The format chosen by Ortuño for this video is the documentary, which he has previously used on several occasions. There isn’t a narrator, and no questions are asked. The camera focuses on each of the people being filmed, usually in rather short takes.
The film begins in a populated street of one of India’s cities. The camera records the buzz of the place as well as the omnipresence of film advertisements, whose aesthetic seems no doubt somewhat anachronistic when compared to ours. A man carrying a pile of metal boxes on his head crosses the shot framed by the camera. We follow him into the interior of a building. From this moment onwards, the film will show us the degree to which the film industry is of a vital importance in India, that is, the ways in which the films, the population watching them, their links to politics, are important in perpetuating values that are, even to Indian society, out of date. Or so it is affirmed at one point in the video.

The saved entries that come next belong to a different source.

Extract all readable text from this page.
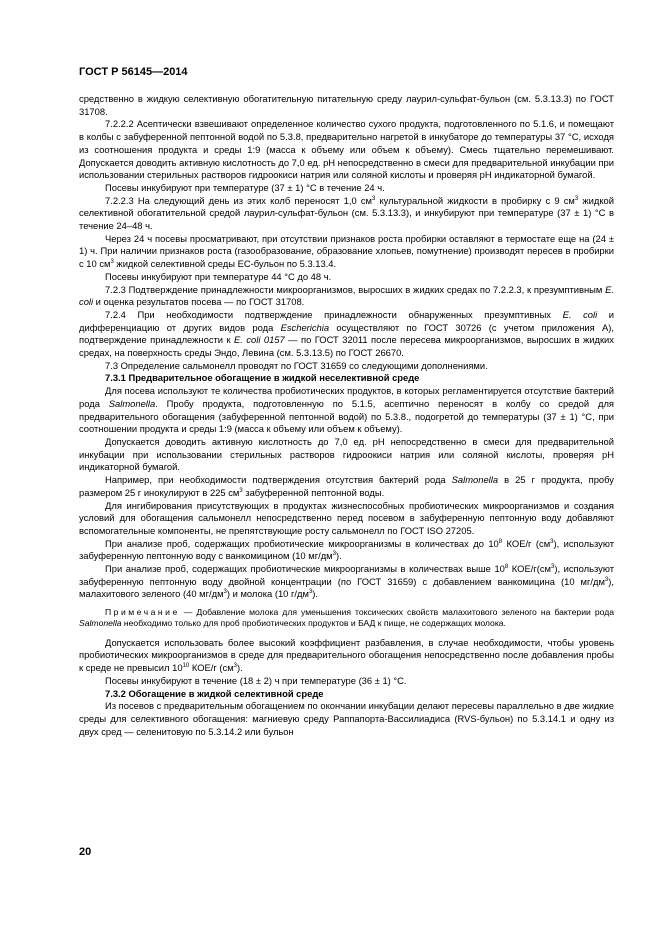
ГОСТ Р 56145—2014

средственно в жидкую селективную обогатительную питательную среду лаурил-сульфат-бульон (см. 5.3.13.3) по ГОСТ 31708.

7.2.2.2 Асептически взвешивают определенное количество сухого продукта, подготовленного по 5.1.6, и помещают в колбы с забуференной пептонной водой по 5.3.8, предварительно нагретой в инкубаторе до температуры 37 °С, исходя из соотношения продукта и среды 1:9 (масса к объему или объем к объему). Смесь тщательно перемешивают. Допускается доводить активную кислотность до 7,0 ед. рН непосредственно в смеси для предварительной инкубации при использовании стерильных растворов гидроокиси натрия или соляной кислоты и проверяя рН индикаторной бумагой.

Посевы инкубируют при температуре (37 ± 1) °С в течение 24 ч.

7.2.2.3 На следующий день из этих колб переносят 1,0 $см^3$ культуральной жидкости в пробирку с 9 $см^3$ жидкой селективной обогатительной средой лаурил-сульфат-бульон (см. 5.3.13.3), и инкубируют при температуре (37 ± 1) °С в течение 24–48 ч.

Через 24 ч посевы просматривают, при отсутствии признаков роста пробирки оставляют в термостате еще на (24 ± 1) ч. При наличии признаков роста (газообразование, образование хлопьев, помутнение) производят пересев в пробирки с 10 $см^3$ жидкой селективной среды ЕС-бульон по 5.3.13.4.

Посевы инкубируют при температуре 44 °С до 48 ч.

7.2.3 Подтверждение принадлежности микроорганизмов, выросших в жидких средах по 7.2.2.3, к презумптивным E. coli и оценка результатов посева — по ГОСТ 31708.

7.2.4 При необходимости подтверждение принадлежности обнаруженных презумптивных E. coli и дифференциацию от других видов рода Escherichia осуществляют по ГОСТ 30726 (с учетом приложения А), подтверждение принадлежности к E. coli 0157 — по ГОСТ 32011 после пересева микроорганизмов, выросших в жидких средах, на поверхность среды Эндо, Левина (см. 5.3.13.5) по ГОСТ 26670.

7.3 Определение сальмонелл проводят по ГОСТ 31659 со следующими дополнениями.

7.3.1 Предварительное обогащение в жидкой неселективной среде

Для посева используют те количества пробиотических продуктов, в которых регламентируется отсутствие бактерий рода Salmonella. Пробу продукта, подготовленную по 5.1.5, асептично переносят в колбу со средой для предварительного обогащения (забуференной пептонной водой) по 5.3.8., подогретой до температуры (37 ± 1) °С, при соотношении продукта и среды 1:9 (масса к объему или объем к объему).

Допускается доводить активную кислотность до 7,0 ед. рН непосредственно в смеси для предварительной инкубации при использовании стерильных растворов гидроокиси натрия или соляной кислоты, проверяя рН индикаторной бумагой.

Например, при необходимости подтверждения отсутствия бактерий рода Salmonella в 25 г продукта, пробу размером 25 г инокулируют в 225 $см^3$ забуференной пептонной воды.

Для ингибирования присутствующих в продуктах жизнеспособных пробиотических микроорганизмов и создания условий для обогащения сальмонелл непосредственно перед посевом в забуференную пептонную воду добавляют вспомогательные компоненты, не препятствующие росту сальмонелл по ГОСТ ISO 27205.

При анализе проб, содержащих пробиотические микроорганизмы в количествах до $10^8$ КОЕ/г $(см^3)$, используют забуференную пептонную воду с ванкомицином (10 $мг/дм^3$).

При анализе проб, содержащих пробиотические микроорганизмы в количествах выше $10^8$ КОЕ/$г(см^3)$, используют забуференную пептонную воду двойной концентрации (по ГОСТ 31659) с добавлением ванкомицина (10 $мг/дм^3$), малахитового зеленого (40 $мг/дм^3$) и молока (10 $г/дм^3$).

Примечание — Добавление молока для уменьшения токсических свойств малахитового зеленого на бактерии рода Salmonella необходимо только для проб пробиотических продуктов и БАД к пище, не содержащих молока.

Допускается использовать более высокий коэффициент разбавления, в случае необходимости, чтобы уровень пробиотических микроорганизмов в среде для предварительного обогащения непосредственно после добавления пробы к среде не превысил $10^{10}$ КОЕ/г $(см^3)$.

Посевы инкубируют в течение (18 ± 2) ч при температуре (36 ± 1) °С.

7.3.2 Обогащение в жидкой селективной среде

Из посевов с предварительным обогащением по окончании инкубации делают пересевы параллельно в две жидкие среды для селективного обогащения: магниевую среду Раппапорта-Вассилиадиса (RVS-бульон) по 5.3.14.1 и одну из двух сред — селенитовую по 5.3.14.2 или бульон

20
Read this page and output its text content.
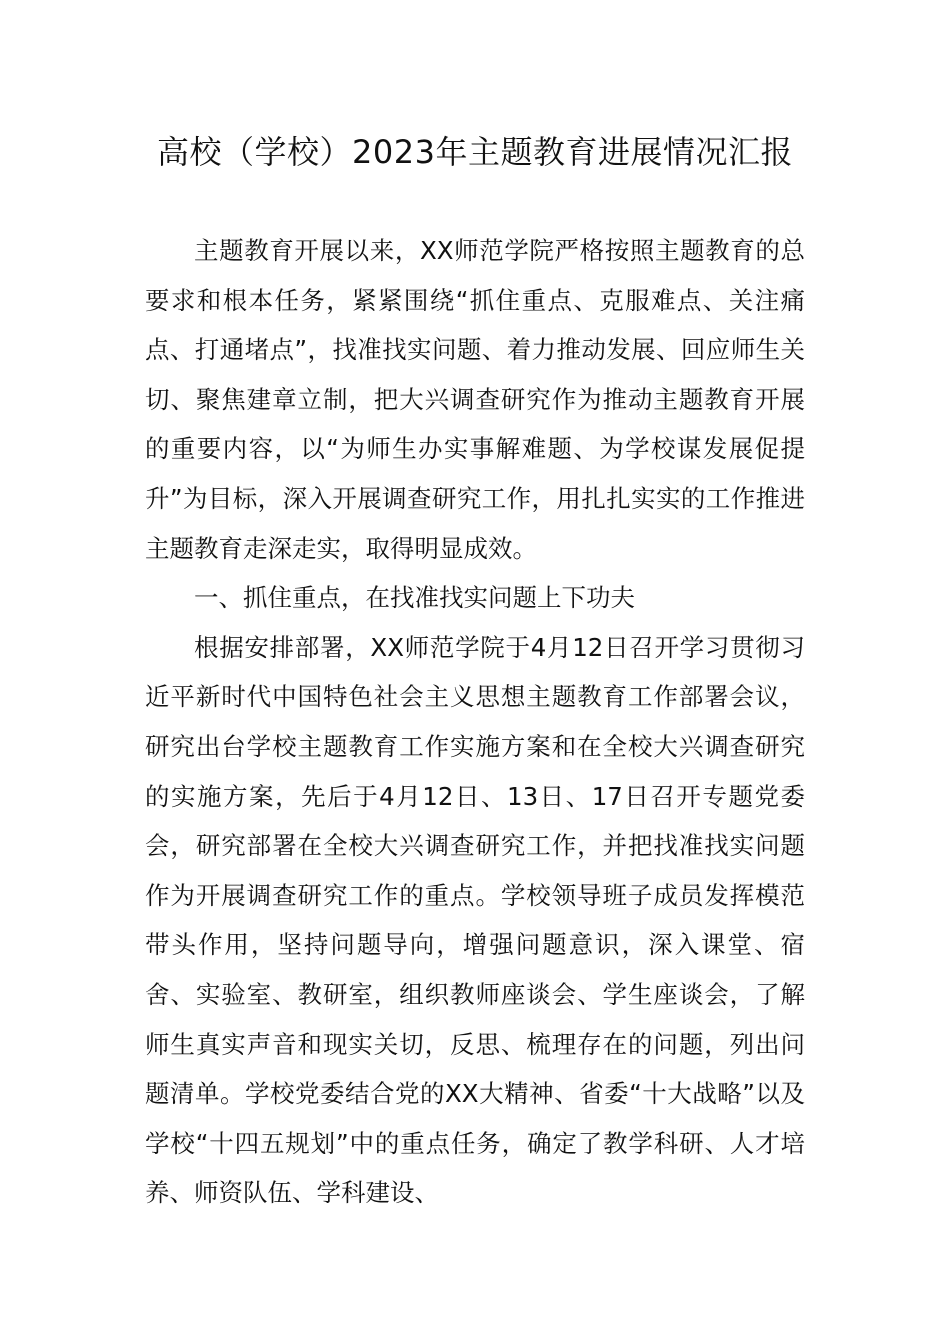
高校（学校）2023年主题教育进展情况汇报

主题教育开展以来，XX师范学院严格按照主题教育的总要求和根本任务，紧紧围绕“抓住重点、克服难点、关注痛点、打通堵点”，找准找实问题、着力推动发展、回应师生关切、聚焦建章立制，把大兴调查研究作为推动主题教育开展的重要内容，以“为师生办实事解难题、为学校谋发展促提升”为目标，深入开展调查研究工作，用扎扎实实的工作推进主题教育走深走实，取得明显成效。

一、抓住重点，在找准找实问题上下功夫

根据安排部署，XX师范学院于4月12日召开学习贯彻习近平新时代中国特色社会主义思想主题教育工作部署会议，研究出台学校主题教育工作实施方案和在全校大兴调查研究的实施方案，先后于4月12日、13日、17日召开专题党委会，研究部署在全校大兴调查研究工作，并把找准找实问题作为开展调查研究工作的重点。学校领导班子成员发挥模范带头作用，坚持问题导向，增强问题意识，深入课堂、宿舍、实验室、教研室，组织教师座谈会、学生座谈会，了解师生真实声音和现实关切，反思、梳理存在的问题，列出问题清单。学校党委结合党的XX大精神、省委“十大战略”以及学校“十四五规划”中的重点任务，确定了教学科研、人才培养、师资队伍、学科建设、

With this piece Orduño shows us, in several episodes, the other side of Bollywood. For this he uses the testimonies of producers, actors, directors, film experts, and others, who slowly go through every aspect of the biggest film industry in the world; the reason why every film has some musical scenes, the socioeconomic reasons behind their weight in society, the co-existence of this type of films with those coming from Hollywood, and the links between both, etc. But the video also shows us the other kinds of film possible, the other films coming out of India, those with much tighter links with society and with everyday reality.